Thursday, March 26, 2026

Breakthrough Catalyst Turns CO2 Into Fuel With Incredible Efficiency




A redesigned catalyst appears to sidestep a major bottleneck in CO2-to-methanol conversion by separating where key reaction steps occur.

Efficient methanol production could play an important role in carbon recycling, turning captured carbon dioxide (CO2) into a useful chemical feedstock and fuel ingredient. In principle, the chemistry works best at low temperatures, where converting CO2 into methanol is thermodynamically favorable. In practice, though, there is a major obstacle: CO2 is hard to activate under those milder conditions, so catalysts tend to perform poorly.

Turning up the heat helps the reaction move faster, but it creates another problem. Higher temperatures also encourage the reverse water gas shift reaction, which diverts CO2 toward carbon monoxide instead of methanol. That leaves researchers stuck with a familiar trade-off.

Conditions that improve activity often hurt selectivity, and conditions that favor selectivity often reduce output. This balancing act has been a major barrier to boosting methanol yield.

A New Catalyst Design Strategy

In a study published in Chem, a team led by Prof. Jian Sun and Prof. Jiafeng Yu at the Dalian Institute of Chemical Physics (DICP) of the Chinese Academy of Sciences (CAS) introduced a new catalyst design. Their approach separates active sites in space using a strong metal support interaction (SMSI) driven overlayer structure, improving the efficiency of methanol production from CO2.

The team reshaped the catalyst surface and altered how reactants attach and break apart, as well as how the reaction proceeds. Under conditions of 300 ℃ (572 °F) and 3 MPa (about 435 psi), the system reached a space time yield of 1.2 g·gcat-1·h-1. This performance is roughly three times higher than that of standard commercial Cu/Zn/Al catalysts.

How the Reaction Pathway Changes

The researchers discovered that their design directs CO2 to adsorb and activate mainly on zirconia (ZrO2), steering the process toward methanol formation through the formate pathway.
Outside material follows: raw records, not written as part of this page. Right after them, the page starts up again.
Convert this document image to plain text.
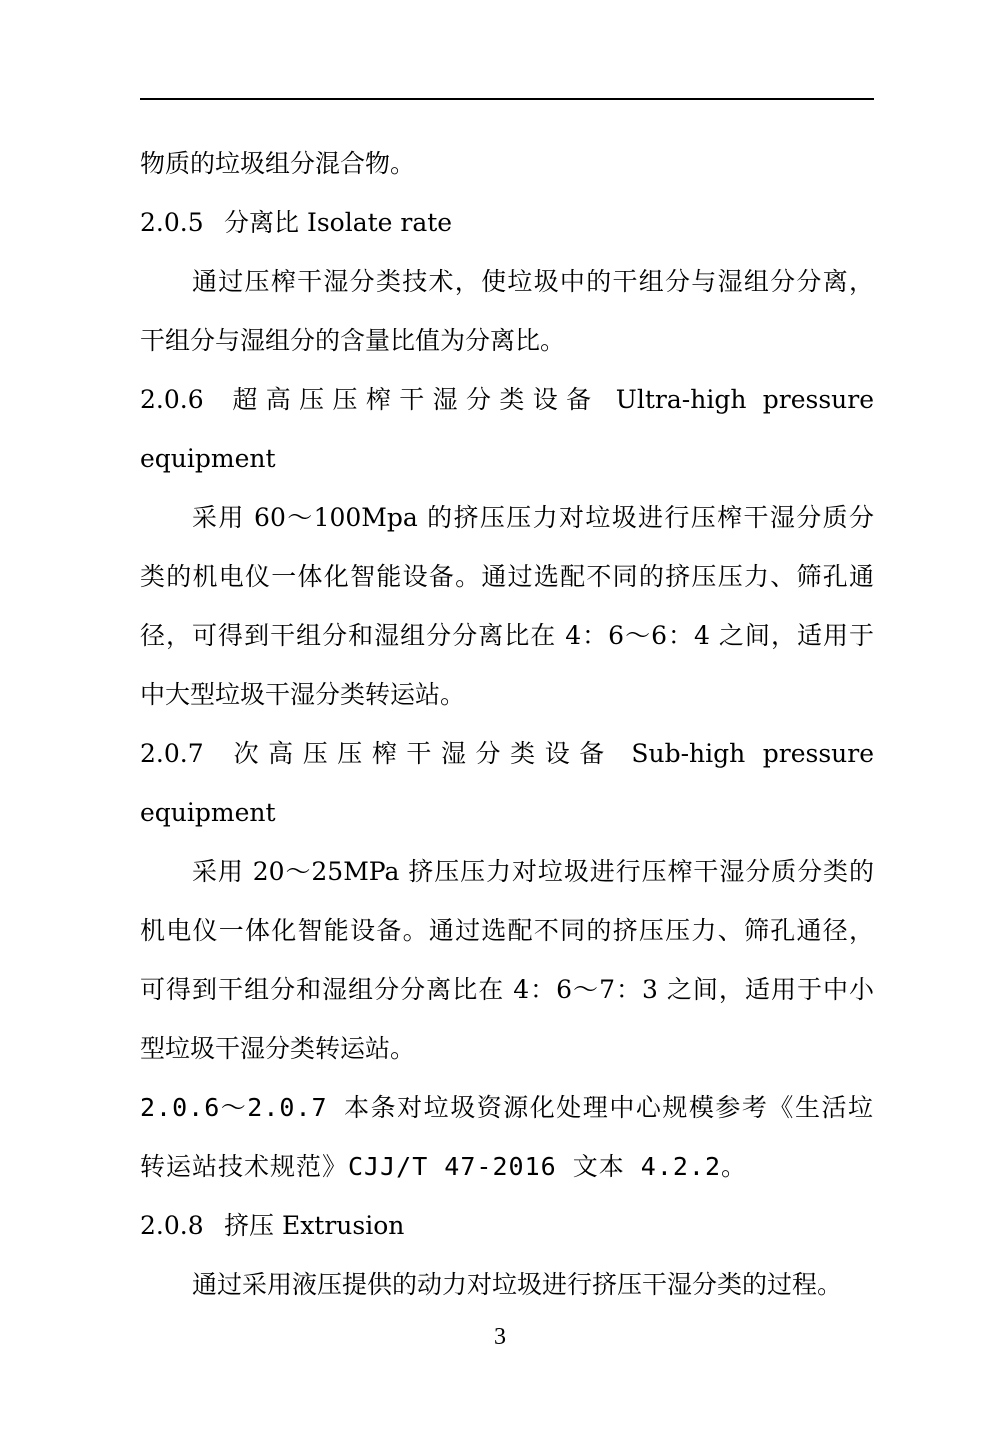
物质的垃圾组分混合物。
2.0.5 分离比 Isolate rate
通过压榨干湿分类技术，使垃圾中的干组分与湿组分分离，
干组分与湿组分的含量比值为分离比。
2.0.6 超高压压榨干湿分类设备 Ultra-high pressure
equipment
采用 60～100Mpa 的挤压压力对垃圾进行压榨干湿分质分
类的机电仪一体化智能设备。通过选配不同的挤压压力、筛孔通
径，可得到干组分和湿组分分离比在 4：6～6：4 之间，适用于
中大型垃圾干湿分类转运站。
2.0.7 次高压压榨干湿分类设备 Sub-high pressure
equipment
采用 20～25MPa 挤压压力对垃圾进行压榨干湿分质分类的
机电仪一体化智能设备。通过选配不同的挤压压力、筛孔通径，
可得到干组分和湿组分分离比在 4：6～7：3 之间，适用于中小
型垃圾干湿分类转运站。
2.0.6～2.0.7 本条对垃圾资源化处理中心规模参考《生活垃
转运站技术规范》CJJ/T 47-2016 文本 4.2.2。
2.0.8 挤压 Extrusion
通过采用液压提供的动力对垃圾进行挤压干湿分类的过程。
3
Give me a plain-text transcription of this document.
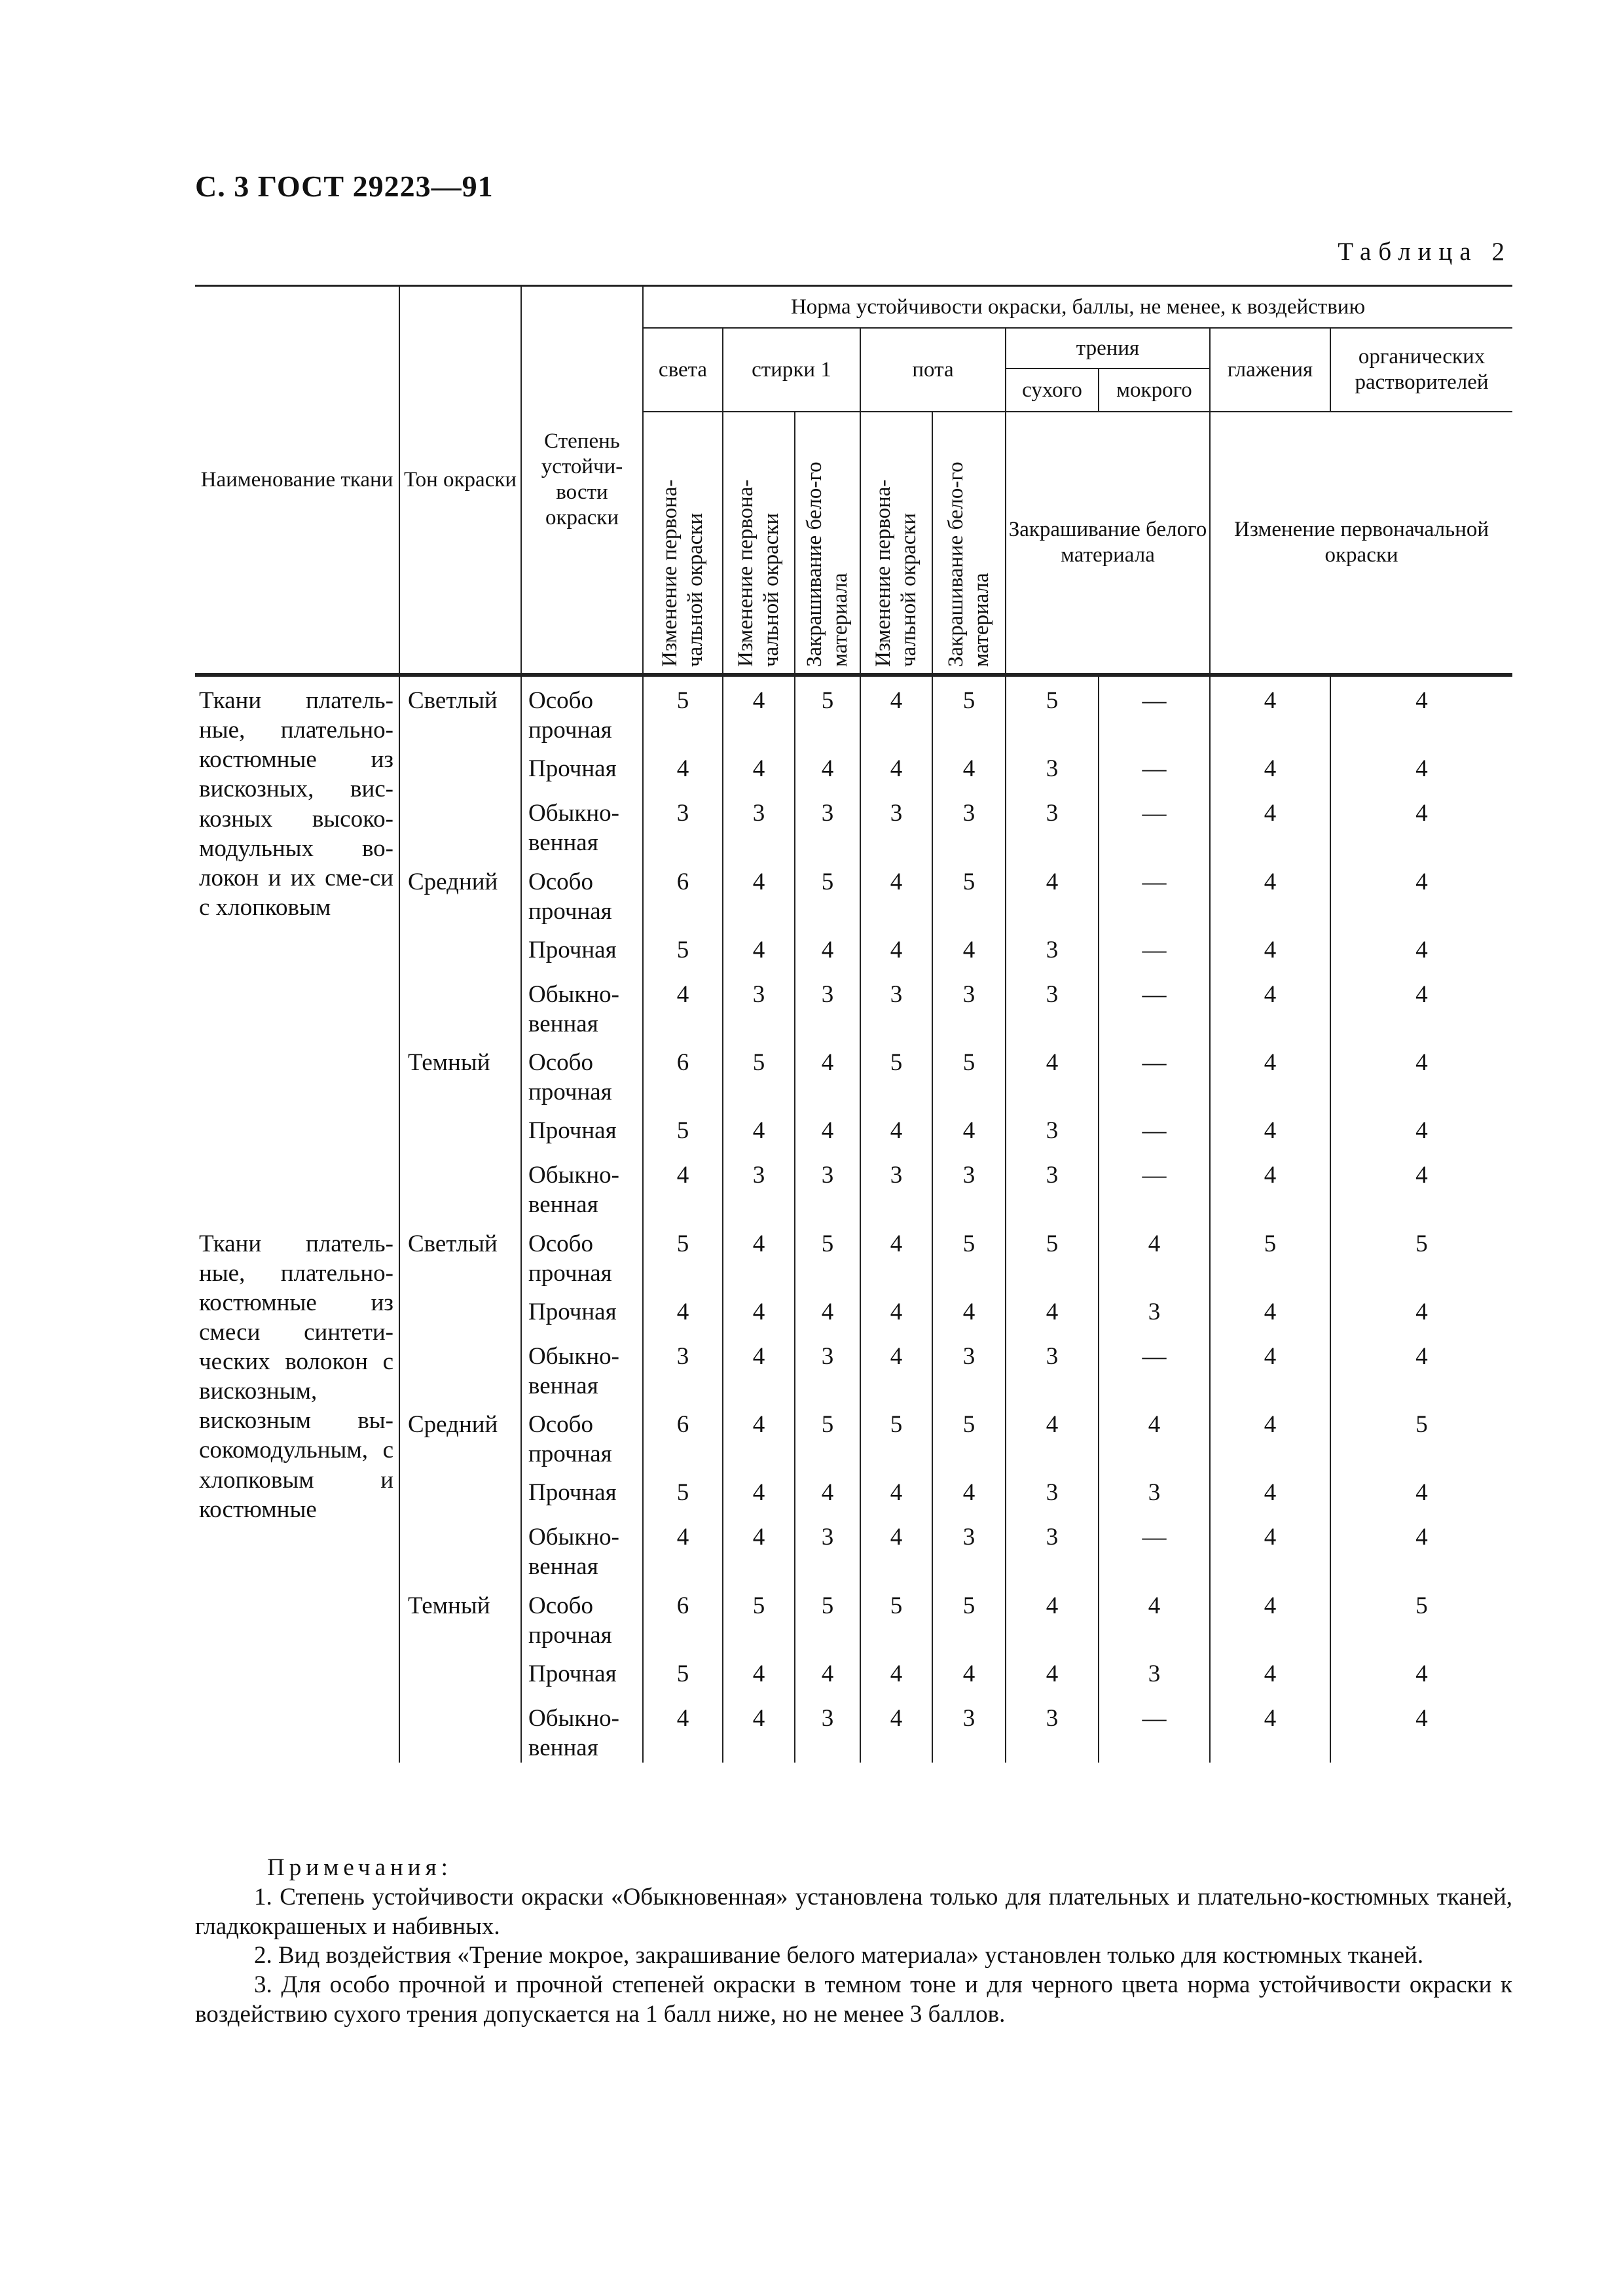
С. 3 ГОСТ 29223—91
Таблица 2
Наименование ткани	Тон окраски	Степень устойчи-вости окраски	Норма устойчивости окраски, баллы, не менее, к воздействию								
			света	стирки 1		пота		трения		глажения	органических растворителей
								сухого	мокрого		

			Изменение первона-чальной окраски	Изменение первона-чальной окраски	Закрашивание бело-го материала	Изменение первона-чальной окраски	Закрашивание бело-го материала	Закрашивание белого материала		Изменение первоначальной окраски	
Ткани платель-ные, плательно-костюмные из вискозных, вис-козных высоко-модульных во-локон и их сме-си с хлопковым	Светлый	Особо прочная	5	4	5	4	5	5	—	4	4
		Прочная	4	4	4	4	4	3	—	4	4
		Обыкно-венная	3	3	3	3	3	3	—	4	4
	Средний	Особо прочная	6	4	5	4	5	4	—	4	4
		Прочная	5	4	4	4	4	3	—	4	4
		Обыкно-венная	4	3	3	3	3	3	—	4	4
	Темный	Особо прочная	6	5	4	5	5	4	—	4	4
		Прочная	5	4	4	4	4	3	—	4	4
		Обыкно-венная	4	3	3	3	3	3	—	4	4
Ткани платель-ные, плательно-костюмные из смеси синтети-ческих волокон с вискозным, вискозным вы-сокомодульным, с хлопковым и костюмные	Светлый	Особо прочная	5	4	5	4	5	5	4	5	5
		Прочная	4	4	4	4	4	4	3	4	4
		Обыкно-венная	3	4	3	4	3	3	—	4	4
	Средний	Особо прочная	6	4	5	5	5	4	4	4	5
		Прочная	5	4	4	4	4	3	3	4	4
		Обыкно-венная	4	4	3	4	3	3	—	4	4
	Темный	Особо прочная	6	5	5	5	5	4	4	4	5
		Прочная	5	4	4	4	4	4	3	4	4
		Обыкно-венная	4	4	3	4	3	3	—	4	4
Примечания:

1. Степень устойчивости окраски «Обыкновенная» установлена только для плательных и плательно-костюмных тканей, гладкокрашеных и набивных.

2. Вид воздействия «Трение мокрое, закрашивание белого материала» установлен только для костюмных тканей.

3. Для особо прочной и прочной степеней окраски в темном тоне и для черного цвета норма устойчивости окраски к воздействию сухого трения допускается на 1 балл ниже, но не менее 3 баллов.
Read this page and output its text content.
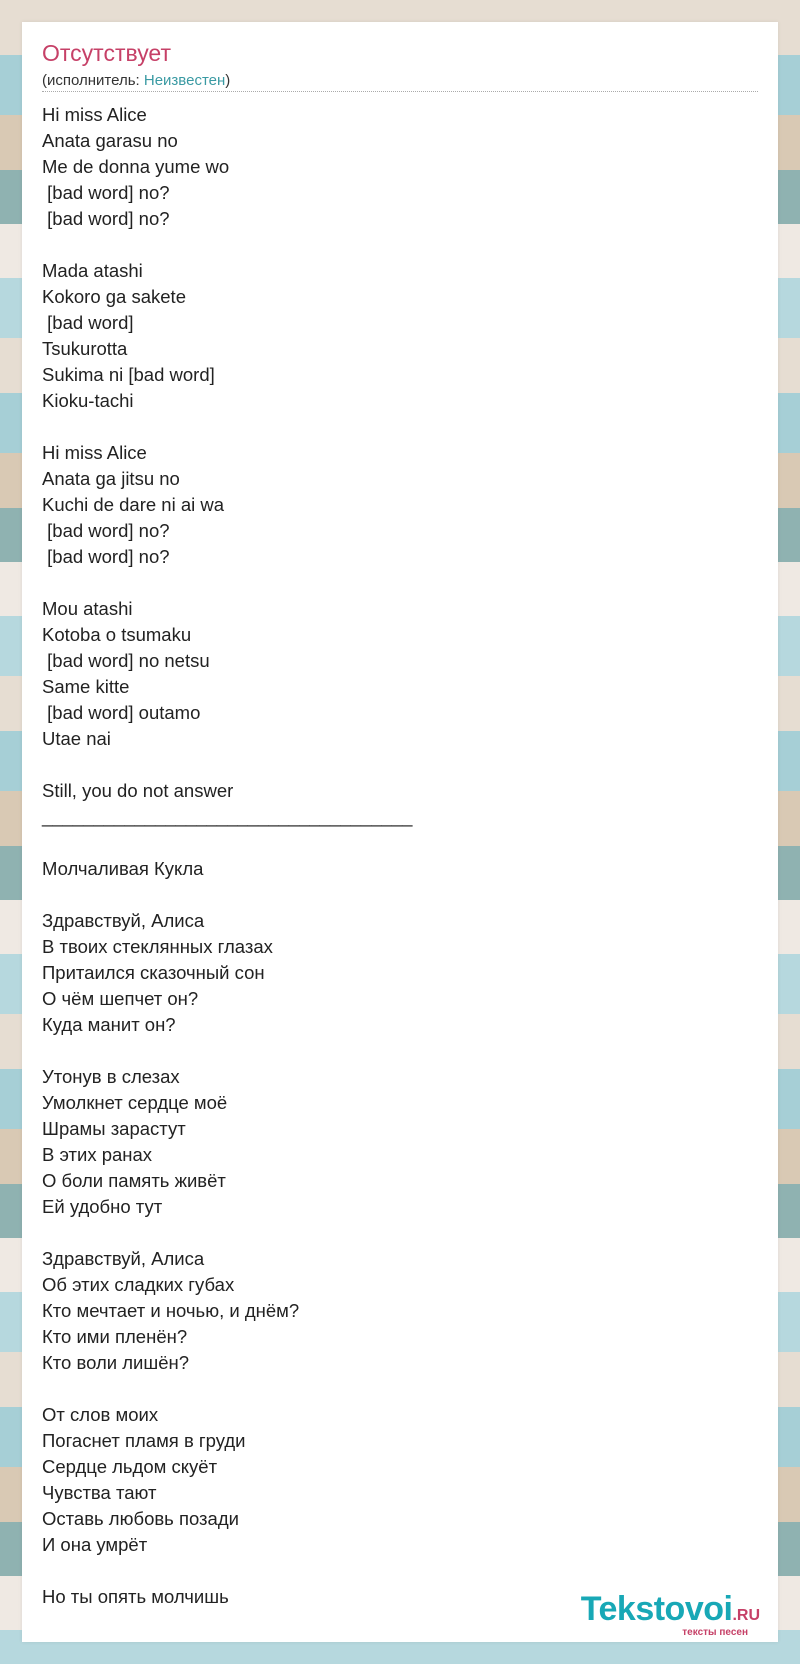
Отсутствует
(исполнитель: Неизвестен)
Hi miss Alice
Anata garasu no
Me de donna yume wo
[bad word] no?
[bad word] no?

Mada atashi
Kokoro ga sakete
[bad word]
Tsukurotta
Sukima ni [bad word]
Kioku-tachi

Hi miss Alice
Anata ga jitsu no
Kuchi de dare ni ai wa
[bad word] no?
[bad word] no?

Mou atashi
Kotoba o tsumaku
[bad word] no netsu
Same kitte
[bad word] outamo
Utae nai

Still, you do not answer
____________________________________

Молчаливая Кукла

Здравствуй, Алиса
В твоих стеклянных глазах
Притаился сказочный сон
О чём шепчет он?
Куда манит он?

Утонув в слезах
Умолкнет сердце моё
Шрамы зарастут
В этих ранах
О боли память живёт
Ей удобно тут

Здравствуй, Алиса
Об этих сладких губах
Кто мечтает и ночью, и днём?
Кто ими пленён?
Кто воли лишён?

От слов моих
Погаснет пламя в груди
Сердце льдом скуёт
Чувства тают
Оставь любовь позади
И она умрёт

Но ты опять молчишь	Tekstovoi.RU
тексты песен
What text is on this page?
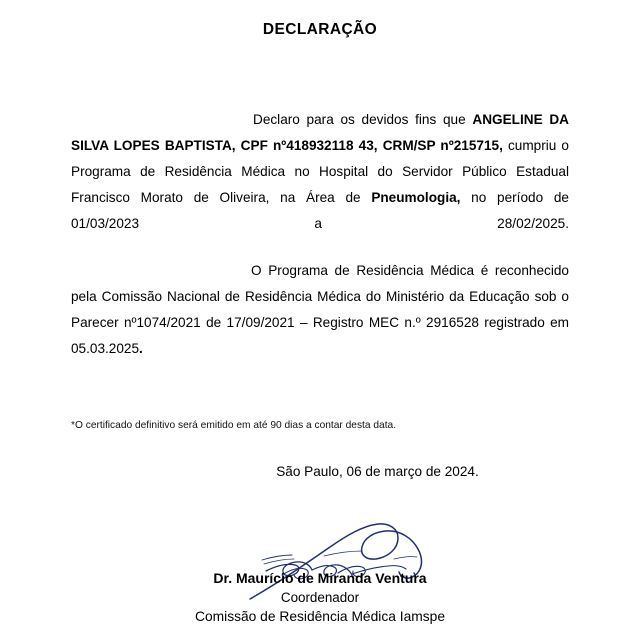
DECLARAÇÃO

Declaro para os devidos fins que ANGELINE DA SILVA LOPES BAPTISTA, CPF nº418932118 43, CRM/SP nº215715, cumpriu o Programa de Residência Médica no Hospital do Servidor Público Estadual Francisco Morato de Oliveira, na Área de Pneumologia, no período de 01/03/2023 a 28/02/2025.

O Programa de Residência Médica é reconhecido pela Comissão Nacional de Residência Médica do Ministério da Educação sob o Parecer nº1074/2021 de 17/09/2021 – Registro MEC n.º 2916528 registrado em 05.03.2025.

*O certificado definitivo será emitido em até 90 dias a contar desta data.
São Paulo, 06 de março de 2024.
Dr. Maurício de Miranda Ventura
Coordenador
Comissão de Residência Médica Iamspe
This differs from the usual mechanism on copper sites, where the C=O bond is broken before hydrogenation. In the new system, hydrogenation happens first on ZrO2, followed by cleavage of the C=O bond. This shift reduces the formation of unwanted CO while maintaining the strong ability of copper sites to split H2.

“Our study may provide a new pathway to addressing the long-standing trade-off between activity and selectivity in methanol synthesis from CO2,” said Prof. Sun.